Bence kamuoyu vicdanı bu konuda biraz daha aydınlanmıştır diye düşünüyorum.
"NEDEN ZAMANINDA İTİRAZ EDİLMEDİ" DİYORLAR
Sandık kurullarıyla ilgili "zamanında neden itiraz edilmedi" şeklinde gibi eleştiriler olmuştu. YSK, gerekçeli kararında buna ilişkin şunu da söylüyor. Sandık başkanlarının listesini il seçim kurulu vermediği için siyasi partilerin buna vakıf olması mümkün değil. Dolayısıyla önceden itiraz da mümkün değil ve bunun olağanüstü itiraz yoluyla hukuka uygundur.
SİYASET BİLİMCİ PROF. DR. BÜNYAMİN BEZCİ
"YSK HATAYI KENDİNDE GÖRMÜŞTÜR"
YSK kararından anlaşılan, seçimleri güvenli bir şekilde yürütmekle görevli kurumun hatayı kendinde gördüğüdür. Muhalefet şerhi yazan üyeler de aynı noktaya karşı çıkmaktadır.
"MUHALİF ÜYELER İPTAL NEDENİNİN MUTLAKA SEÇMENLE ALAKALI OLMASI GEREKTİĞİNİ DÜŞÜNÜYOR"
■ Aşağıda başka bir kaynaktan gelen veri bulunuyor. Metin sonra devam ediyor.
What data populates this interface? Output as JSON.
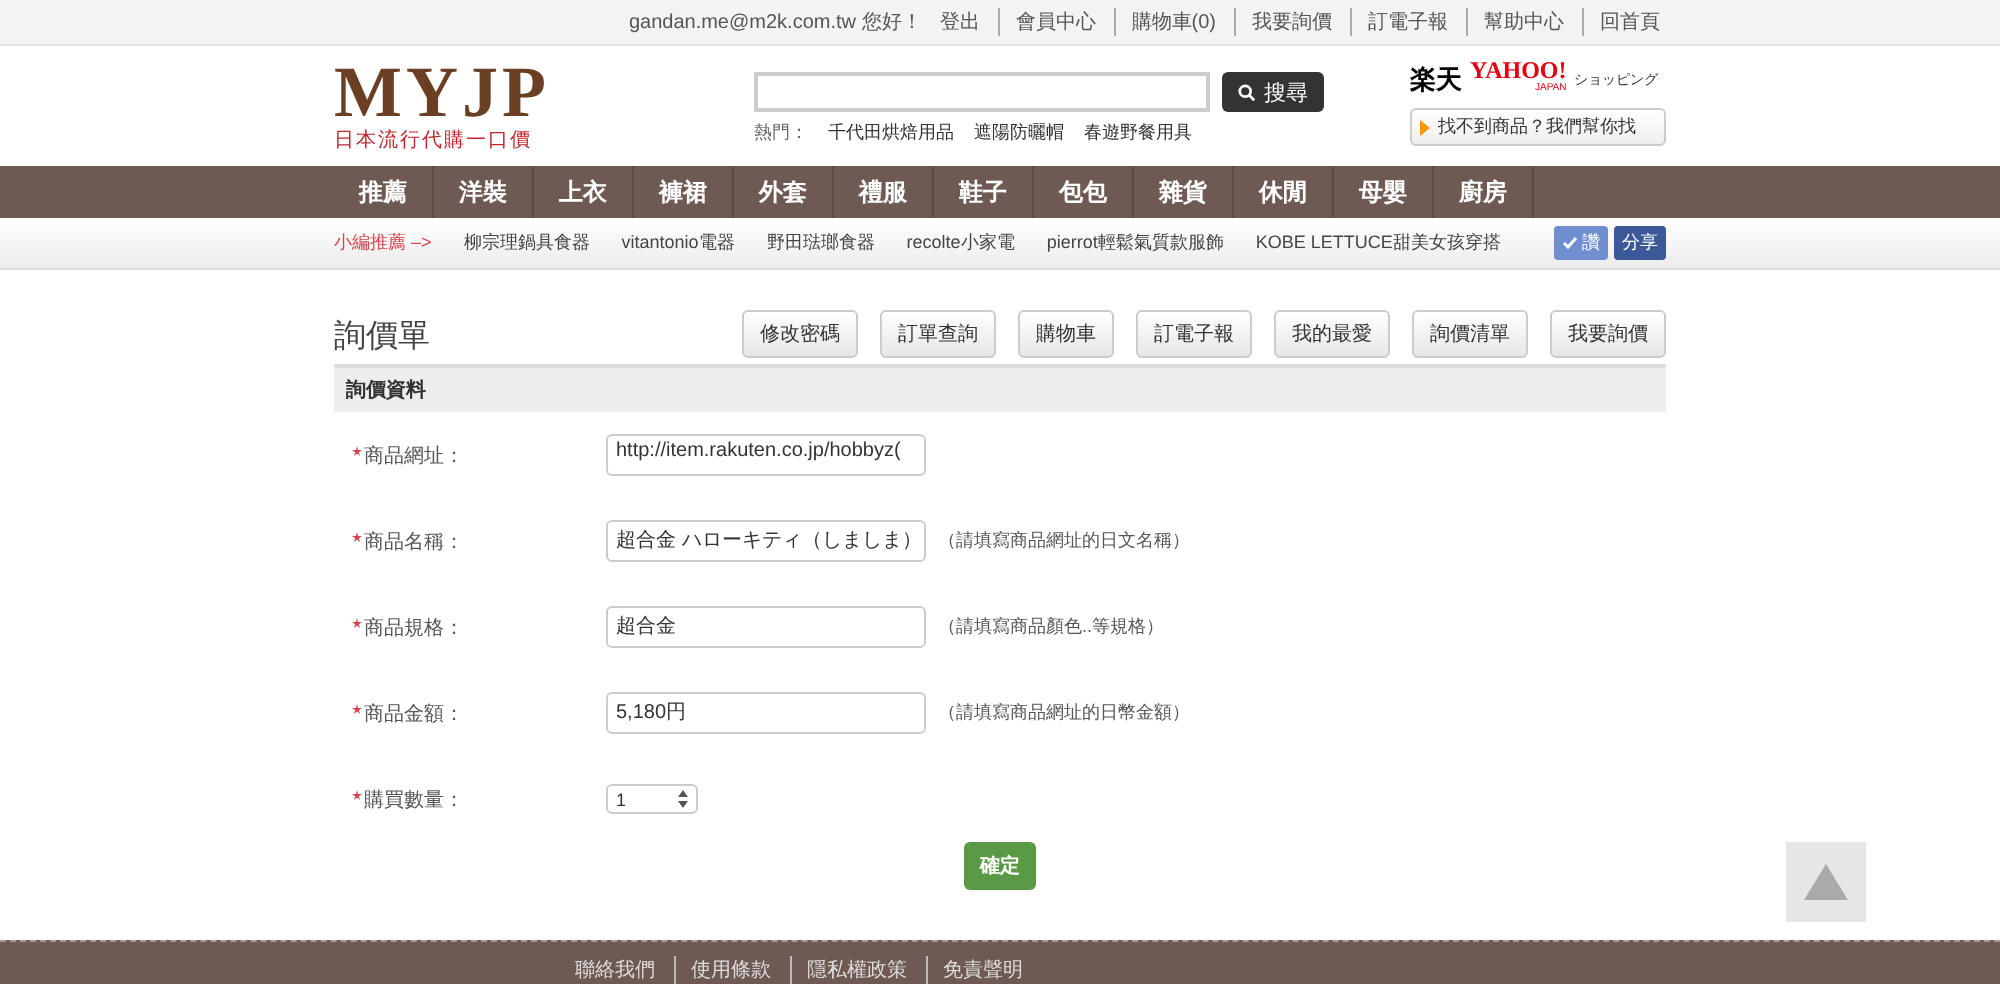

Fakat karara muhalif üyelerin zihin dünyasında seçimlerle ilgili bir iptal nedeninin mutlaka seçmenlerle alakalı olması gerektiği gibi bir bürokratik inanç var. Yani bir seçim iptal edilecekse ancak bu seçmen suçundan dolayı olmalıdır gibi düşünülüyor.
"ANCAK YSK, SÜREÇTEKİ HATALI SANDIK KURULU ÜYESİ ATAMALARINI KABULLENDİ"
YSK alt kurullarının hatasının seçmene yüklenmemesi gerektiği gerekçesi bu anlayışa dayanıyor. Oysa iptal kararı veren üyeler YSK'nın süreçteki hatalı sandık kurulu üyesi atamalarını kabullenmekte ve bu durumun seçim güvenliğini zedelediğini düşünmektedir. Bu nedenle atamalarda yapılan şekil hatasının sonuca müteessir olmasından dolayı seçimin iptali yönünde karar bildirmişlerdir.
YSK için zor olan kendi hatasını kabullenmek olmuştur. Zira seçim güvenliğini sağlama açısından hatalarını kabullenmemiş olsalardı oyların sayımındaki usulsüzlükler tek başına iptal nedeni olamazdı.
"ÖNEMLİ OLAN, USULSÜZLÜĞÜN SEÇİM SONUCUNA ETKİ EDİP ETMEMESİ"
Zira YSK pozitif hukuk açısından usulsüzlük meselesine mutlak anlamda bakmıyor. Usulsüzlük olduğunda hemen seçimi iptal etmiyor.
Bizatihi usulsüzlüğün seçimin sonucunu da değiştirecek olmasını da istiyor. Buradaki usulsüzlük ise sandık kurulu başkanlarıyla ilişkilidir.
Gerçekten sandık kurulu başkanlarının memur olması ilçe seçim kurulu başkanının hakim olması gerektiği kadar önemlidir. Asıl sorun ise zihinlerde hukuk devletinin halen yerleşmemiş olmasıdır.